この判例は法的な損害賠償額としてもかなり高いものだが、辻角氏によると、全体的に見てもここに来て漏えいした個人情報に対する損害賠償額は上がってきているのだという。その理由としては、まずインターネットの普及などにより個人情報の活用領域が広がったためにその価値もまた高まったこと、それと活用領域が広がったことにより事故調査費用や再発防止で費用などがかかることなどが考えられる。
ただし、請求側が情報漏えいにより被った被害の金額を客観的な証拠とともに立証できない場合は、損害賠償が認められないケースが目立つという。
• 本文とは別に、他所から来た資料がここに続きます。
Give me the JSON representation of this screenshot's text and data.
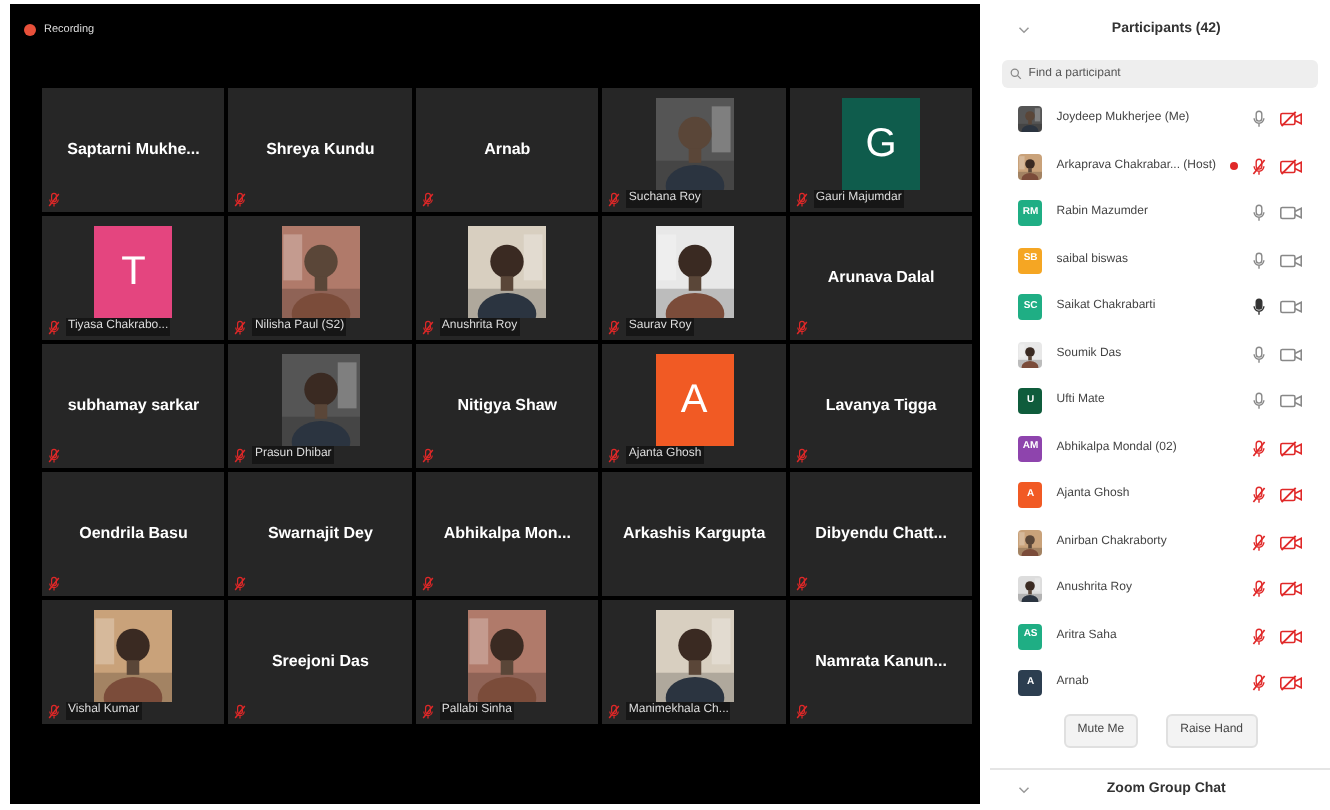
{
  "recording": {
    "label": "Recording"
  },
  "tiles": [
    {
      "kind": "name",
      "name": "Saptarni  Mukhe...",
      "muted": true
    },
    {
      "kind": "name",
      "name": "Shreya Kundu",
      "muted": true
    },
    {
      "kind": "name",
      "name": "Arnab",
      "muted": true
    },
    {
      "kind": "picture",
      "name": "Suchana Roy",
      "muted": true
    },
    {
      "kind": "avatar",
      "letter": "G",
      "color": "#0f5c4c",
      "name": "Gauri Majumdar",
      "muted": true
    },
    {
      "kind": "avatar",
      "letter": "T",
      "color": "#e4457f",
      "name": "Tiyasa Chakrabo...",
      "muted": true
    },
    {
      "kind": "picture",
      "name": "Nilisha Paul (S2)",
      "muted": true
    },
    {
      "kind": "picture",
      "name": "Anushrita Roy",
      "muted": true
    },
    {
      "kind": "picture",
      "name": "Saurav Roy",
      "muted": true
    },
    {
      "kind": "name",
      "name": "Arunava Dalal",
      "muted": true
    },
    {
      "kind": "name",
      "name": "subhamay sarkar",
      "muted": true
    },
    {
      "kind": "picture",
      "name": "Prasun Dhibar",
      "muted": true
    },
    {
      "kind": "name",
      "name": "Nitigya Shaw",
      "muted": true
    },
    {
      "kind": "avatar",
      "letter": "A",
      "color": "#f15a24",
      "name": "Ajanta Ghosh",
      "muted": true
    },
    {
      "kind": "name",
      "name": "Lavanya Tigga",
      "muted": true
    },
    {
      "kind": "name",
      "name": "Oendrila Basu",
      "muted": true
    },
    {
      "kind": "name",
      "name": "Swarnajit Dey",
      "muted": true
    },
    {
      "kind": "name",
      "name": "Abhikalpa  Mon...",
      "muted": true
    },
    {
      "kind": "name",
      "name": "Arkashis Kargupta",
      "muted": false
    },
    {
      "kind": "name",
      "name": "Dibyendu  Chatt...",
      "muted": true
    },
    {
      "kind": "picture",
      "name": "Vishal Kumar",
      "muted": true
    },
    {
      "kind": "name",
      "name": "Sreejoni Das",
      "muted": true
    },
    {
      "kind": "picture",
      "name": "Pallabi Sinha",
      "muted": true
    },
    {
      "kind": "picture",
      "name": "Manimekhala Ch...",
      "muted": true
    },
    {
      "kind": "name",
      "name": "Namrata  Kanun...",
      "muted": true
    }
  ],
  "sidebar": {
    "title": "Participants (42)",
    "search": {
      "placeholder": "Find a participant"
    },
    "participants": [
      {
        "name": "Joydeep Mukherjee (Me)",
        "photo": true,
        "muted": false,
        "speaking": false,
        "video_off": true,
        "recording": false
      },
      {
        "name": "Arkaprava Chakrabar... (Host)",
        "photo": true,
        "muted": true,
        "speaking": false,
        "video_off": true,
        "recording": true
      },
      {
        "name": "Rabin Mazumder",
        "photo": false,
        "initials": "RM",
        "color": "#1fae84",
        "muted": false,
        "speaking": false,
        "video_off": false,
        "recording": false
      },
      {
        "name": "saibal biswas",
        "photo": false,
        "initials": "SB",
        "color": "#f5a623",
        "muted": false,
        "speaking": false,
        "video_off": false,
        "recording": false
      },
      {
        "name": "Saikat Chakrabarti",
        "photo": false,
        "initials": "SC",
        "color": "#1fae84",
        "muted": false,
        "speaking": true,
        "video_off": false,
        "recording": false
      },
      {
        "name": "Soumik Das",
        "photo": true,
        "muted": false,
        "speaking": false,
        "video_off": false,
        "recording": false
      },
      {
        "name": "Ufti Mate",
        "photo": false,
        "initials": "U",
        "color": "#0f5c3c",
        "muted": false,
        "speaking": false,
        "video_off": false,
        "recording": false
      },
      {
        "name": "Abhikalpa Mondal (02)",
        "photo": false,
        "initials": "AM",
        "color": "#8e44ad",
        "muted": true,
        "speaking": false,
        "video_off": true,
        "recording": false
      },
      {
        "name": "Ajanta Ghosh",
        "photo": false,
        "initials": "A",
        "color": "#f15a24",
        "muted": true,
        "speaking": false,
        "video_off": true,
        "recording": false
      },
      {
        "name": "Anirban Chakraborty",
        "photo": true,
        "muted": true,
        "speaking": false,
        "video_off": true,
        "recording": false
      },
      {
        "name": "Anushrita Roy",
        "photo": true,
        "muted": true,
        "speaking": false,
        "video_off": true,
        "recording": false
      },
      {
        "name": "Aritra Saha",
        "photo": false,
        "initials": "AS",
        "color": "#1fae84",
        "muted": true,
        "speaking": false,
        "video_off": true,
        "recording": false
      },
      {
        "name": "Arnab",
        "photo": false,
        "initials": "A",
        "color": "#2c3e50",
        "muted": true,
        "speaking": false,
        "video_off": true,
        "recording": false
      }
    ],
    "buttons": [
      "Mute Me",
      "Raise Hand"
    ],
    "chat": {
      "title": "Zoom Group Chat"
    }
  }
}
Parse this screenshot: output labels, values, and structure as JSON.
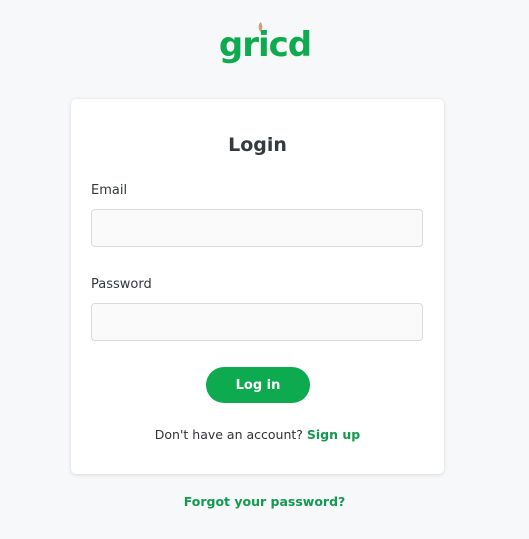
{
  "brand": {
    "logo_text": "gricd",
    "primary_color": "#0daa4f",
    "accent_color": "#c9a27a"
  },
  "login": {
    "title": "Login",
    "email_label": "Email",
    "email_value": "",
    "password_label": "Password",
    "password_value": "",
    "submit_label": "Log in",
    "signup_prompt": "Don't have an account?",
    "signup_link": "Sign up",
    "forgot_link": "Forgot your password?"
  }
}
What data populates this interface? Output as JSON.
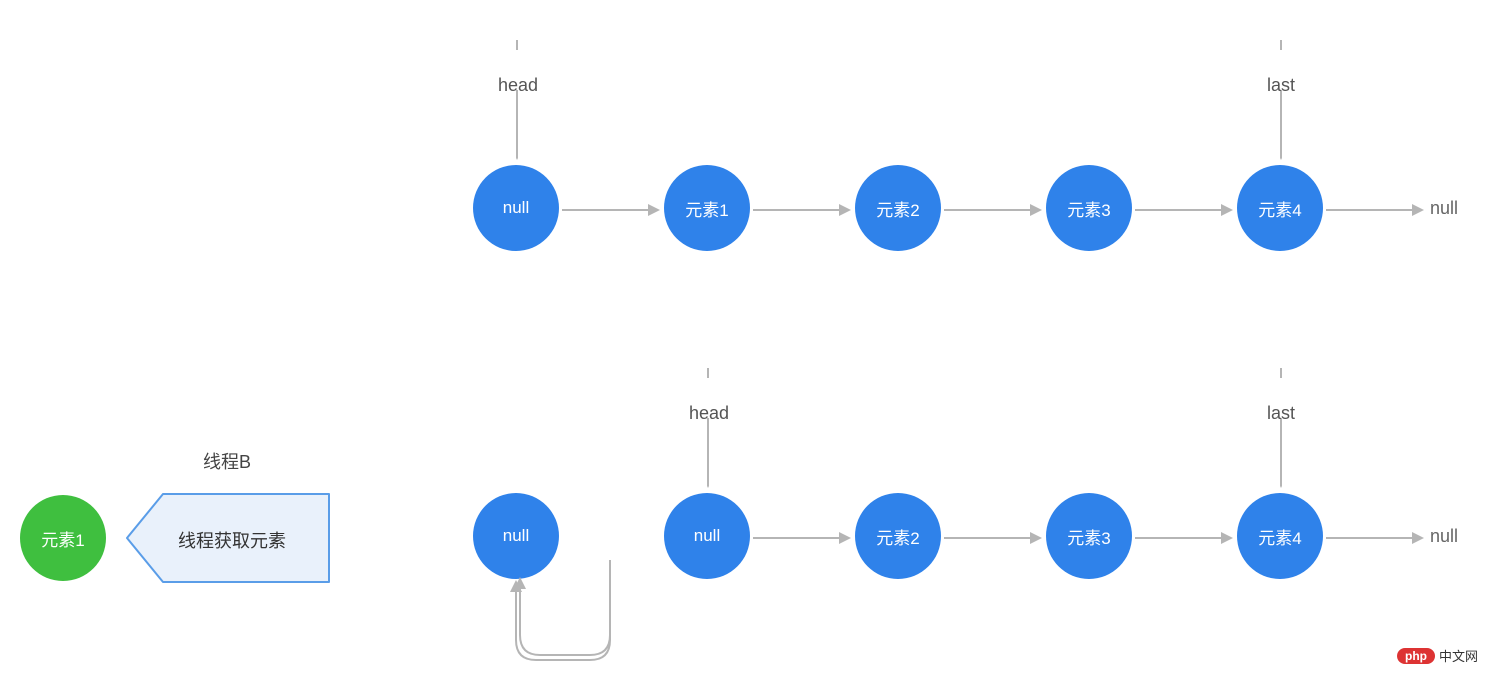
{
  "chart_data": {
    "type": "linked-list-diagram",
    "top_list": {
      "head_ptr": {
        "label": "head",
        "points_to_index": 0
      },
      "last_ptr": {
        "label": "last",
        "points_to_index": 4
      },
      "nodes": [
        "null",
        "元素1",
        "元素2",
        "元素3",
        "元素4"
      ],
      "trailing_null": "null"
    },
    "bottom_list": {
      "head_ptr": {
        "label": "head",
        "points_to_index": 1
      },
      "last_ptr": {
        "label": "last",
        "points_to_index": 4
      },
      "nodes": [
        "null",
        "null",
        "元素2",
        "元素3",
        "元素4"
      ],
      "node_0_self_loop": true,
      "trailing_null": "null"
    },
    "thread": {
      "title": "线程B",
      "action_label": "线程获取元素",
      "retrieved_element": "元素1"
    },
    "watermark": {
      "brand": "php",
      "site": "中文网"
    }
  }
}
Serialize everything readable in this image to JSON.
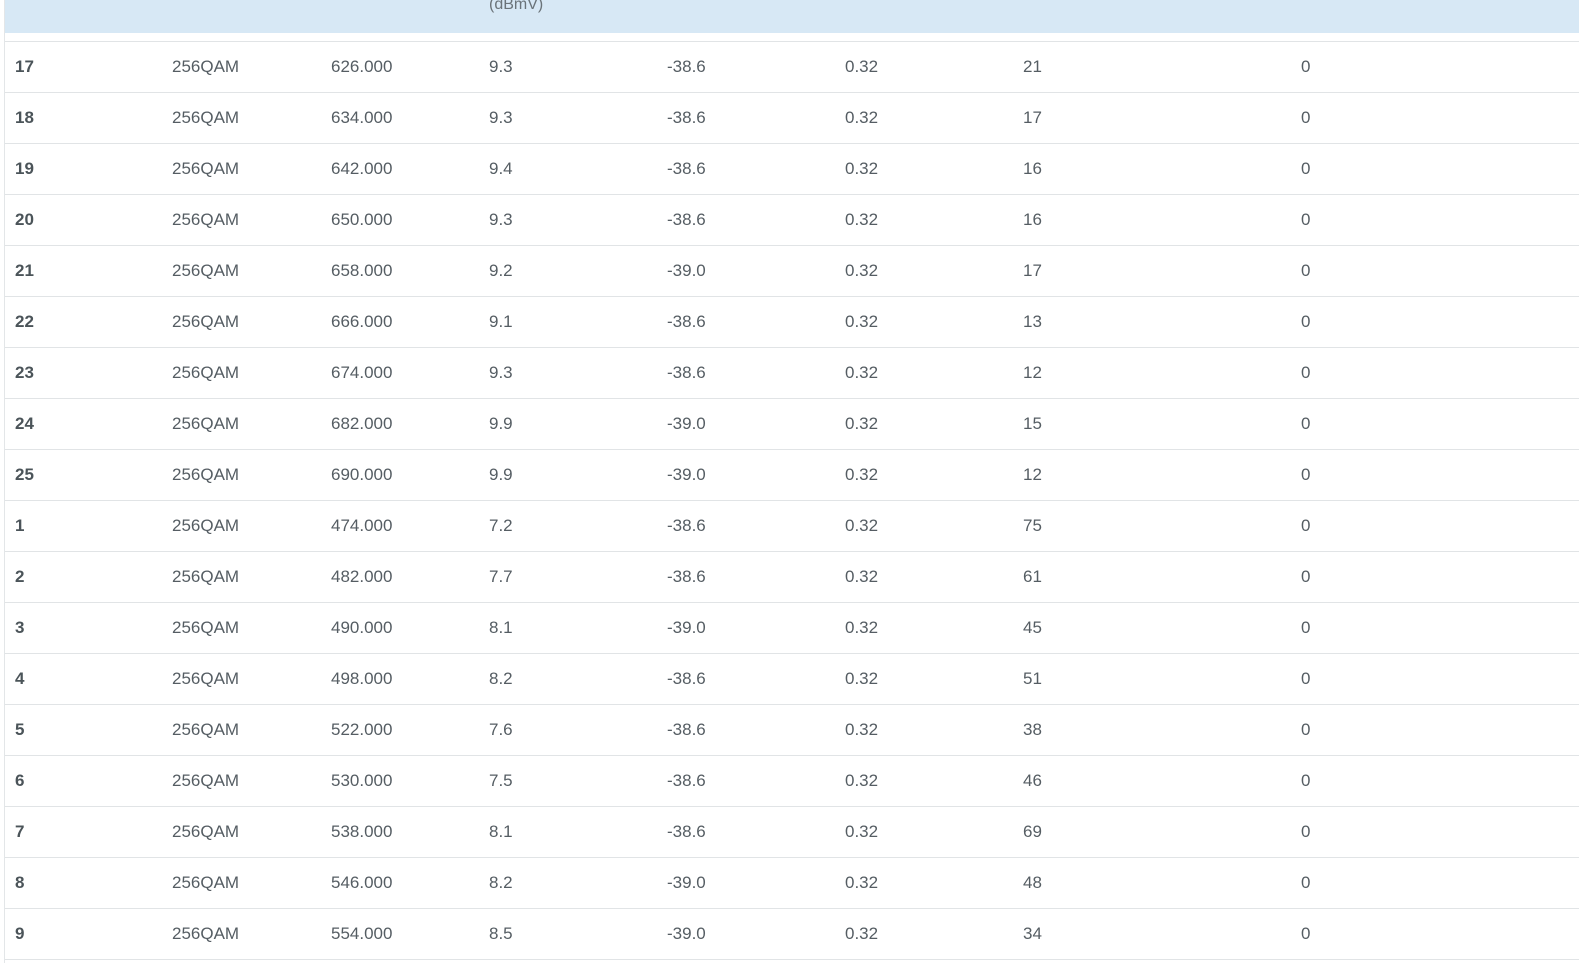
{
  "table": {
    "header_partial_unit": "(dBmV)",
    "rows": [
      {
        "channel": "17",
        "modulation": "256QAM",
        "frequency": "626.000",
        "power": "9.3",
        "snr": "-38.6",
        "col6": "0.32",
        "corrected": "21",
        "uncorrectable": "0"
      },
      {
        "channel": "18",
        "modulation": "256QAM",
        "frequency": "634.000",
        "power": "9.3",
        "snr": "-38.6",
        "col6": "0.32",
        "corrected": "17",
        "uncorrectable": "0"
      },
      {
        "channel": "19",
        "modulation": "256QAM",
        "frequency": "642.000",
        "power": "9.4",
        "snr": "-38.6",
        "col6": "0.32",
        "corrected": "16",
        "uncorrectable": "0"
      },
      {
        "channel": "20",
        "modulation": "256QAM",
        "frequency": "650.000",
        "power": "9.3",
        "snr": "-38.6",
        "col6": "0.32",
        "corrected": "16",
        "uncorrectable": "0"
      },
      {
        "channel": "21",
        "modulation": "256QAM",
        "frequency": "658.000",
        "power": "9.2",
        "snr": "-39.0",
        "col6": "0.32",
        "corrected": "17",
        "uncorrectable": "0"
      },
      {
        "channel": "22",
        "modulation": "256QAM",
        "frequency": "666.000",
        "power": "9.1",
        "snr": "-38.6",
        "col6": "0.32",
        "corrected": "13",
        "uncorrectable": "0"
      },
      {
        "channel": "23",
        "modulation": "256QAM",
        "frequency": "674.000",
        "power": "9.3",
        "snr": "-38.6",
        "col6": "0.32",
        "corrected": "12",
        "uncorrectable": "0"
      },
      {
        "channel": "24",
        "modulation": "256QAM",
        "frequency": "682.000",
        "power": "9.9",
        "snr": "-39.0",
        "col6": "0.32",
        "corrected": "15",
        "uncorrectable": "0"
      },
      {
        "channel": "25",
        "modulation": "256QAM",
        "frequency": "690.000",
        "power": "9.9",
        "snr": "-39.0",
        "col6": "0.32",
        "corrected": "12",
        "uncorrectable": "0"
      },
      {
        "channel": "1",
        "modulation": "256QAM",
        "frequency": "474.000",
        "power": "7.2",
        "snr": "-38.6",
        "col6": "0.32",
        "corrected": "75",
        "uncorrectable": "0"
      },
      {
        "channel": "2",
        "modulation": "256QAM",
        "frequency": "482.000",
        "power": "7.7",
        "snr": "-38.6",
        "col6": "0.32",
        "corrected": "61",
        "uncorrectable": "0"
      },
      {
        "channel": "3",
        "modulation": "256QAM",
        "frequency": "490.000",
        "power": "8.1",
        "snr": "-39.0",
        "col6": "0.32",
        "corrected": "45",
        "uncorrectable": "0"
      },
      {
        "channel": "4",
        "modulation": "256QAM",
        "frequency": "498.000",
        "power": "8.2",
        "snr": "-38.6",
        "col6": "0.32",
        "corrected": "51",
        "uncorrectable": "0"
      },
      {
        "channel": "5",
        "modulation": "256QAM",
        "frequency": "522.000",
        "power": "7.6",
        "snr": "-38.6",
        "col6": "0.32",
        "corrected": "38",
        "uncorrectable": "0"
      },
      {
        "channel": "6",
        "modulation": "256QAM",
        "frequency": "530.000",
        "power": "7.5",
        "snr": "-38.6",
        "col6": "0.32",
        "corrected": "46",
        "uncorrectable": "0"
      },
      {
        "channel": "7",
        "modulation": "256QAM",
        "frequency": "538.000",
        "power": "8.1",
        "snr": "-38.6",
        "col6": "0.32",
        "corrected": "69",
        "uncorrectable": "0"
      },
      {
        "channel": "8",
        "modulation": "256QAM",
        "frequency": "546.000",
        "power": "8.2",
        "snr": "-39.0",
        "col6": "0.32",
        "corrected": "48",
        "uncorrectable": "0"
      },
      {
        "channel": "9",
        "modulation": "256QAM",
        "frequency": "554.000",
        "power": "8.5",
        "snr": "-39.0",
        "col6": "0.32",
        "corrected": "34",
        "uncorrectable": "0"
      }
    ]
  },
  "colors": {
    "header_background": "#d7e8f5",
    "row_divider": "#e1e4e6",
    "text": "#555d63"
  }
}
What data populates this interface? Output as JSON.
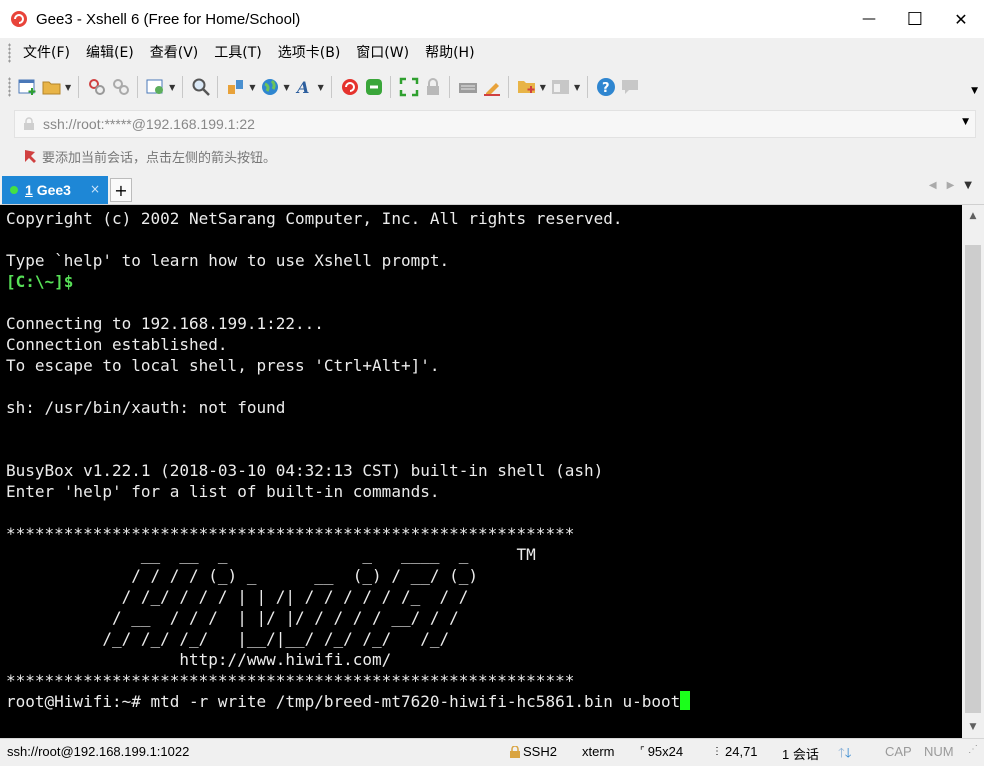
{
  "window": {
    "title": "Gee3 - Xshell 6 (Free for Home/School)",
    "minimize_glyph": "—",
    "maximize_glyph": "☐",
    "close_glyph": "✕"
  },
  "menu": [
    "文件(F)",
    "编辑(E)",
    "查看(V)",
    "工具(T)",
    "选项卡(B)",
    "窗口(W)",
    "帮助(H)"
  ],
  "toolbar": {
    "icons": [
      "new-session-icon",
      "open-folder-icon",
      "connect-icon",
      "disconnect-icon",
      "properties-icon",
      "find-icon",
      "transfer-icon",
      "globe-icon",
      "font-icon",
      "xshell-icon",
      "xftp-icon",
      "fullscreen-icon",
      "lock-icon",
      "keyboard-icon",
      "highlight-icon",
      "compose-icon",
      "layout-icon",
      "help-icon",
      "chat-icon"
    ]
  },
  "address": {
    "value": "ssh://root:*****@192.168.199.1:22"
  },
  "hint": {
    "text": "要添加当前会话，点击左侧的箭头按钮。"
  },
  "tab": {
    "number": "1",
    "name": "Gee3",
    "close": "×",
    "new_tab": "+"
  },
  "terminal": {
    "lines": [
      "Copyright (c) 2002 NetSarang Computer, Inc. All rights reserved.",
      "",
      "Type `help' to learn how to use Xshell prompt.",
      "[C:\\~]$",
      "",
      "Connecting to 192.168.199.1:22...",
      "Connection established.",
      "To escape to local shell, press 'Ctrl+Alt+]'.",
      "",
      "sh: /usr/bin/xauth: not found",
      "",
      "",
      "BusyBox v1.22.1 (2018-03-10 04:32:13 CST) built-in shell (ash)",
      "Enter 'help' for a list of built-in commands.",
      "",
      "***********************************************************",
      "              __  __  _              _   ____  _     TM",
      "             / / / / (_) _      __  (_) / __/ (_)",
      "            / /_/ / / / | | /| / / / / / /_  / /",
      "           / __  / / /  | |/ |/ / / / / __/ / /",
      "          /_/ /_/ /_/   |__/|__/ /_/ /_/   /_/",
      "                  http://www.hiwifi.com/",
      "***********************************************************",
      "root@Hiwifi:~# mtd -r write /tmp/breed-mt7620-hiwifi-hc5861.bin u-boot"
    ],
    "green_line_index": 3,
    "cursor_line_index": 23
  },
  "status": {
    "connection": "ssh://root@192.168.199.1:1022",
    "protocol": "SSH2",
    "term_type": "xterm",
    "size": "95x24",
    "position": "24,71",
    "sessions": "1 会话",
    "cap": "CAP",
    "num": "NUM"
  },
  "colors": {
    "tab_active": "#1e87d6",
    "terminal_bg": "#000000",
    "prompt_green": "#57e057",
    "cursor": "#1bff1b"
  }
}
売上の場合はさまざまな事情によって変動することが普通なので、客観的な損害を立証するのは難しい。
一方、これまで多額の損害賠償が認められた例を見渡しても、情報漏えいによる被害の調査にどれだけのコストがかかり、当面の措置や今後の予防策にどのぐらいの金額が必要だったなどといったように具体的な金額を示す必要があるだろう。
このようにメール誤送信などによって情報漏えいした場合、具体的な損害賠償額を立証することは難しい。そこで有効な方法として辻角氏が推奨するのが、民法420条に基づき、あらかじめ機密保持契約書や個人情報保護の取り扱いに関する覚書において賠償額の予定を明記しておくことだ。
こうした契約書の内容は、一般的には「機密を第三者に漏えいしたときに損害賠償する」と記述するだけだが、これだと具体的な賠償額が分からないし立証するのも難しい。そこで、最初から契約書でこういう情報の漏えいによって損害が発生した場合には金◯◯円を損害賠償金として支払うと取り決めておくというわけだ。既に契約書を交わしている場合でも、あらためて書き換えることで有効となる。
また、契約書に損害賠償額の上限を定めておくことで、もし情報漏えいを起こしてしまったときに賠償額が青天井になることを防ぐこともできるという。辻角氏によると、この場合の上限額の考え方としては、例えば1年間の業務委託の金額などがある。対象となる情報の性質を十分に考慮して金額を設定するとよい。